The court also considered WildEarth’s standing to challenge the adequacy of the USDA’s Nevada-specific EA.  The district court had found that the Nevada Department of Wildlife would continue to implement a similar management program even if the USDA decided to stop its program in Nevada, and thus the court would not be able to redress WildEarth’s injury.  The Ninth Circuit dismissed this line of reasoning, explaining that the existence of multiple causes of an injury does not defeat redressability.

Ctr. for Biological Diversity v. United States DOI

In Ctr. for Biological Diversity v. United States DOI, No. 15-cv-00658-JCS, 2015 U.S. Dist. LEXIS 112974 (N.D. Cal. Aug. 24, 2015), the district court addressed whether the Center for Biological Diversity (CBD) had standing to challenge the United States Fish and Wildlife Service’s (USFWS) failure to consult under Section 7 of the Endangered Species Act (ESA) with the United States Environmental Protection Agency (USEPA).  Among other things, Section 7 requires a federal agency proposing an action with the potential to affect listed species ensure that its actions not jeopardize the species or adversely affect designated critical habitat.  The action agency is obliged to consult with the USFWS (as relevant here) and obtain the USFWS’s biological opinion on whether the action would likely have such impacts, and if so, whether there are reasonable and prudent alternatives to avoid such impacts.  In 2009, the USEPA requested consultation with the USFWS on the registration of certain pesticides with respect to their impact on certain listed species; however, the USFWS failed to consult for six years.

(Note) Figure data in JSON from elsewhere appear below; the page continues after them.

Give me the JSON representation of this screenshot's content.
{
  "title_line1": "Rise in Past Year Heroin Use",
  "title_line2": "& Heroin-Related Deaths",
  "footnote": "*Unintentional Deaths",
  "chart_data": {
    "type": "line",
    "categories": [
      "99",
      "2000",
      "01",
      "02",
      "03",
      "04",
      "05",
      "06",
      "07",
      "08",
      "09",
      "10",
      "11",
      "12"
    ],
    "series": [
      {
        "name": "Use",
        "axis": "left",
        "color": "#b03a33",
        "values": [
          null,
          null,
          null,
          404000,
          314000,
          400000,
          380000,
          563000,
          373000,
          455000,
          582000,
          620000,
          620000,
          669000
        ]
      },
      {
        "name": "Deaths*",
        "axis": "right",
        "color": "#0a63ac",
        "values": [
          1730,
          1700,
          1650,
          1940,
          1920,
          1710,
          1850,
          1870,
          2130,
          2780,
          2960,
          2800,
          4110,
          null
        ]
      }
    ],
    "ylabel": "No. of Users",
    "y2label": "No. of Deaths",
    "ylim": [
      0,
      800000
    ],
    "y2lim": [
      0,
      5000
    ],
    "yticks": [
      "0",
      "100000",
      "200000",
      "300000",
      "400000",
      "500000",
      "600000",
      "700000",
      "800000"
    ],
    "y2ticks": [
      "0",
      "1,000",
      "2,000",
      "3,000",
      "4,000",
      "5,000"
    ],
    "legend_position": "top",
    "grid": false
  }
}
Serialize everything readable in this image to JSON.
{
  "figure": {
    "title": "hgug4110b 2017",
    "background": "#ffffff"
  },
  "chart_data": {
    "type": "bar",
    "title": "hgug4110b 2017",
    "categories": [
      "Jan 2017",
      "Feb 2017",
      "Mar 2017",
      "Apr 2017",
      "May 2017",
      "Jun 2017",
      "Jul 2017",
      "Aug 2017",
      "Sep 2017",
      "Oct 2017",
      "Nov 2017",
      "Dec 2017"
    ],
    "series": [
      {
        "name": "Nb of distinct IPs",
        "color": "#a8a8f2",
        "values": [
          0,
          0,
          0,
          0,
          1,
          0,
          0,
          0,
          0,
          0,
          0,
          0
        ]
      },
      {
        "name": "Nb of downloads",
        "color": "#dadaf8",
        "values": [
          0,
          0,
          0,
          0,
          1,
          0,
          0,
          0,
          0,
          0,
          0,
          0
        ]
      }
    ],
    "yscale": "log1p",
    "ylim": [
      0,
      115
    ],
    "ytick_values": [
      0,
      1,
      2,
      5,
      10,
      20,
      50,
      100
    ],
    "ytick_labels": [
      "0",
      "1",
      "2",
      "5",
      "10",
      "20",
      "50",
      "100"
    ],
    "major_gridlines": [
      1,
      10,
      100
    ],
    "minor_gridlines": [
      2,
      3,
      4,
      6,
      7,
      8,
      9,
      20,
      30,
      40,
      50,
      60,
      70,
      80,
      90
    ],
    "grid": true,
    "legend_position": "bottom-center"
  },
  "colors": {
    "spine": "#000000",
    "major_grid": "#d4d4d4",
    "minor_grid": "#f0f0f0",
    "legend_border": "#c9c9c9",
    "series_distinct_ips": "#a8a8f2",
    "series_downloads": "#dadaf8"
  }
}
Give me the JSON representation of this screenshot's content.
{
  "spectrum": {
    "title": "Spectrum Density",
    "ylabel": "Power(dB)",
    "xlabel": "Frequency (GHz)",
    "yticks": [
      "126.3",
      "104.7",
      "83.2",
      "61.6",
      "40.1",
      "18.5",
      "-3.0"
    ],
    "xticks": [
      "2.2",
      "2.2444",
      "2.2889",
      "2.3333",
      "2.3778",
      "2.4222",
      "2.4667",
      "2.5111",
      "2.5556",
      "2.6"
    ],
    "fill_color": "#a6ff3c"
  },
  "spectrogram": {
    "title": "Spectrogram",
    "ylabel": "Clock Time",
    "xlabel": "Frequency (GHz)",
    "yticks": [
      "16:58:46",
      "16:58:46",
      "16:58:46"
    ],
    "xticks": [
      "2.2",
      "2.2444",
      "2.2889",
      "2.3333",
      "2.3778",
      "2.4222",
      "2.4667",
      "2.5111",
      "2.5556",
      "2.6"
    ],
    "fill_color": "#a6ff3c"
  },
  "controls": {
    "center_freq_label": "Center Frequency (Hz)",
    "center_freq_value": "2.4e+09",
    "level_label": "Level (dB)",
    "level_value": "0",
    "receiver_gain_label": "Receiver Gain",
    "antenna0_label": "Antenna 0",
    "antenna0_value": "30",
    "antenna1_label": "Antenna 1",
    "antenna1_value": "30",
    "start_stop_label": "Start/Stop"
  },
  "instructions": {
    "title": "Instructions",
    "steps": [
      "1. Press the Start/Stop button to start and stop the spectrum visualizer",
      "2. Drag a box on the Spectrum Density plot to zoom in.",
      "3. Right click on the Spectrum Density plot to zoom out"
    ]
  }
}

The CBD filed suit against the USFWS alleging the agency failed to timely consult with the USEPA on the registration of certain pesticides in violation of Section 7(b)(1), which requires consultations be completed in 90 days.  In response, both the USFWS and a pesticide association, CropLife (collectively “defendants”), challenged CBD’s standing, arguing that CBD’s suit should be barred by the prudential standing limitation requiring CBD’s claim to be within the “zone of interests” protected by Section 7(b)(1).  Defendants’ argued that the provision was meant to ensure timely consultations for the benefit of license applicants, such as CropLife’s members.

The Northern District of California held CBD had sufficient standing to maintain its suit.   The court found that the “zone of interests” test is not meant to be demanding and should bar suit only when plaintiff’s interests are marginally related to or inconsistent with the purpose of the statutory provision.  The court found that CBD’s procedural claims, although brought under a provision that does not expressly recognize the interests of third-party environmental organizations, is arguably within the zone of interests of the provision at issue because the 90-day deadline ultimately furthers the ESA’s substantive goals of species protection.

CropLife also argued that CBD lacked standing because the procedural right it sought to enforce was not linked to any concrete interest and, thus, the CBD had failed to satisfy the “injury in fact” requirement for Article III standing.  The court, however, found that CDB’s complaint included sufficient allegations supporting its members’ interest in the listed species to satisfy the “injury in fact” requirement.  The court also found that CBD satisfied the causation requirement for its alleged procedural injury because the USFWS’s failure to consult with the USEPA resulted in the consulting agency not studying the effects of the pesticides on the listed species and, in turn, failed to identify whether certain reasonable and prudent alternatives might be necessary to protect the species against jeopardy.

Conclusion

Resolution of standing challenges under Article III, and relevant prudential limitations, remain active issues in Ninth Circuit courts, with parties continuing to litigate new and novel aspects of their opponents’ standing.  As such, the Ninth Circuit’s standing jurisprudence is expected to continue to grow in environmental and other types of cases.